11:00 AM    6    Cowboys of Space. Scott Andrews, Christopher Brown, Phenderson Clark, Molly Gloss (leader). Let’s discuss some of the ways in which SF and Fantasy perpetuate a cowboy mythology—a mythology of violent heroes, with a legacy of exploitation, vigilantism and brutality, imbued with fears, biases and insecurities about uppity women, swarthy foreigners, corrupt law enforcement, and government conspiracies. The true histories of cowboys in the American West are far more complex and colorful than many movies and paperback westerns would have us believe. How can we draw on real history to subvert and dismantle cowboy spaceman clichés?
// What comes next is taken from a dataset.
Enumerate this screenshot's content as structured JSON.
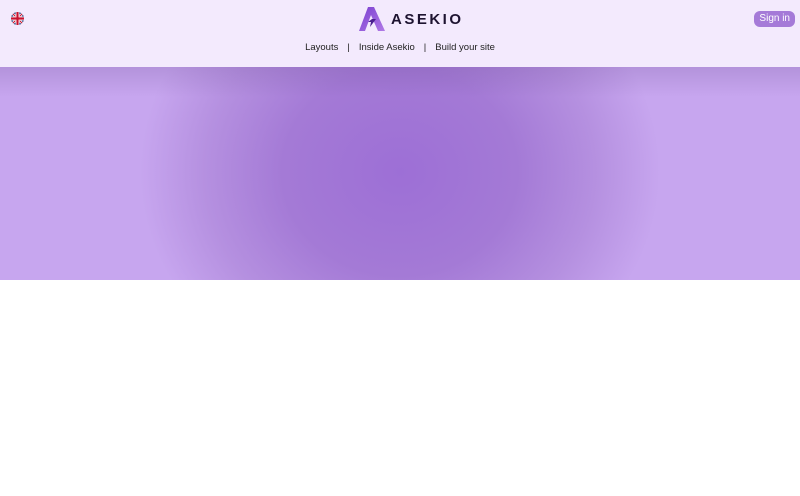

4:00 PM    5    End of the World and After: from Mary Shelley to J.G. Ballard, Russell Hoban, and Beyond. Christopher Brown (leader), Elizabeth Hand, Jack Haringa, Faye Ringel, Henry Wessells, Gary K. Wolfe. Modern sf stories of the end of the world often mask romantic fantasies of abundance and dominion, usually to the benefit of one or a few privileged protagonists who survive the disaster—Brian Aldiss’s “cozy catastrophe.” Sometimes the vision is grounded in nihilistic misanthropy—like the scientist in Cixin Liu’s The Three-Body Problem, who initiates extraterrestrial first contact in an effort to lure aliens to exterminate what she considers an irredeemable human race. Other apocalypses, from early examples like Mary Shelley’s The Last Man to more recent work like Cormac McCarthy’s The Road and even Mad Max Fury Road, explore even bleaker scenarios. Could a study of comparative apocalypses yield ideas for better utopias?

7:00 PM    A    Reading: Christopher Brown. Christopher Brown. Chris Brown reads from Tropic of Kansas, a novel forthcoming in 2017 from Harper Voyager.

8:00 PM    6    The Future of Government . Christopher Brown, Alex Jablokow, Paul Park (leader), Steven Popkes. We like to think that US democracy is the ultimate and best form of government, but it has its weaknesses as have all the types of government that came before and exist today. What forms of government are coming? What new technologies, economic ideas, or environmental changes might play important roles in these new types of governance? Was Marx ultimately right and we just haven’t gotten very far along his timeline yet? What forms of government have been proposed that haven’t existed in the real world?